Le nouveau Vatel, en moins de temps qu’il n’en faut pour le dire, organisa le service de la cuisine au point que tout ce qui nous fut servi après ce jour mémorable portait en quelque sorte sa marque personnelle. Les sauces changèrent de goût et la nourriture prit une saveur nouvelle.

Non pas que l’ordinaire fût subitement devenu lucullien. Si adroit qu’il soit, un chef est limité par ce que peuvent donner les denrées qu’on lui fournit. Mais l’éternel porridge flanqué des non moins éternelles lichettes de bacon avaient plus de « jus » et alternaient avec des omelettes plus relevées.
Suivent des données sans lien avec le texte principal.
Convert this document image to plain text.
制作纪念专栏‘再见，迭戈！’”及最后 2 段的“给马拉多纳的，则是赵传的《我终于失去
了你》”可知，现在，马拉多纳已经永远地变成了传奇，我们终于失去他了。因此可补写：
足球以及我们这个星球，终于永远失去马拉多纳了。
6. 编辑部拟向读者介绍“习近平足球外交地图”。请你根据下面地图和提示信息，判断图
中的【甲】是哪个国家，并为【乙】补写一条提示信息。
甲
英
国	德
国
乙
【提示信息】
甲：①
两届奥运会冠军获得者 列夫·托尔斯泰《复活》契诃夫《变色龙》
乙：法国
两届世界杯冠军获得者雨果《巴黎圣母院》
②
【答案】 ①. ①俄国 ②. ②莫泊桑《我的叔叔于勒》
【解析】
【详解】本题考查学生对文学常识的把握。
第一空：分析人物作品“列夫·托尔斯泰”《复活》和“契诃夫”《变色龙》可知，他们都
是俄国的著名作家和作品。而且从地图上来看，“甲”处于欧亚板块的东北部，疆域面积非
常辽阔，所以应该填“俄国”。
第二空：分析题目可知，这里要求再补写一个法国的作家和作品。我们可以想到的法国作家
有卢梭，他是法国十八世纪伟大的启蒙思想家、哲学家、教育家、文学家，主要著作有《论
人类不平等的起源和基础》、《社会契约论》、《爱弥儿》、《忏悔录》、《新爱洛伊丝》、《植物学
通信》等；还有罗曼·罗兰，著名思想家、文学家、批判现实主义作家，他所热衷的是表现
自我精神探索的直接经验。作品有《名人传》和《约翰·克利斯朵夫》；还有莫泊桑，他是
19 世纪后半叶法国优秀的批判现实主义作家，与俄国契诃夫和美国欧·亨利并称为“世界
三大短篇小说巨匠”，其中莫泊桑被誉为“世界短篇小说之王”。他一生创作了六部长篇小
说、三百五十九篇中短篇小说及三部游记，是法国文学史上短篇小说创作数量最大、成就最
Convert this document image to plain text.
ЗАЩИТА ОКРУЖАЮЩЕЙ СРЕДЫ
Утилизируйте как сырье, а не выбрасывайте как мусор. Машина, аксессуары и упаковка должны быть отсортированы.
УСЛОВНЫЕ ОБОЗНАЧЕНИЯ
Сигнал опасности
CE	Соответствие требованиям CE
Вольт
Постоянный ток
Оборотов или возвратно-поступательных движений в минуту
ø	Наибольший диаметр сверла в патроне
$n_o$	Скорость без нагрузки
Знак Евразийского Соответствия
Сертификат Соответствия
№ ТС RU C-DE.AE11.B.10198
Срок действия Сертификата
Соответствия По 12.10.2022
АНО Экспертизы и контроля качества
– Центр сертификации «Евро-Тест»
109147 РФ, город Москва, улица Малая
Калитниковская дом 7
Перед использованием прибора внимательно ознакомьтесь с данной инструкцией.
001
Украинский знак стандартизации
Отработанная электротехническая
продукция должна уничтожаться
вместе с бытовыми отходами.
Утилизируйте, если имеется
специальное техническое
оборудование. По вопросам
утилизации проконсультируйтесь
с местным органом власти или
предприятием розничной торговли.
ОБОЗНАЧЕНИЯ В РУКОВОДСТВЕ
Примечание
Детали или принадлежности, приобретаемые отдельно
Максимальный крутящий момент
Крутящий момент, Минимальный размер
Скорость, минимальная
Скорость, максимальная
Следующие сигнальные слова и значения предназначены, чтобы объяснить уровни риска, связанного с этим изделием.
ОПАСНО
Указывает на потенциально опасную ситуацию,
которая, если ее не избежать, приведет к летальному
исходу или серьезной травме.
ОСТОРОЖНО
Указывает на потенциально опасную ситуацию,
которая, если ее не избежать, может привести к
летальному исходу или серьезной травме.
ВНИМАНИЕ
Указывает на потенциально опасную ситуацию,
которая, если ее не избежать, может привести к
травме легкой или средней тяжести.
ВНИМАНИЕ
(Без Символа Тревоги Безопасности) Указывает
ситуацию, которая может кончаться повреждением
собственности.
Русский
Même le bœuf, ou madame sa femme qui le remplaçait souvent, éveillait une appétance plus marquée en dépit de la persistance avec laquelle il revenait sous l’un des quatre aspects du pot-au-feu, du rôti, du ragoût ou du haché.

Un soir, enfin, se produisit un grand événement. On servit des macaronis à la tomate. On ne s’imagine pas ce que peut être ce plat traditionnel pour des Italiens. Ils ne mangeraient que cela. Ils s’en régalent. Ils s’en délectent. C’est pour eux non seulement un plaisir mais un besoin.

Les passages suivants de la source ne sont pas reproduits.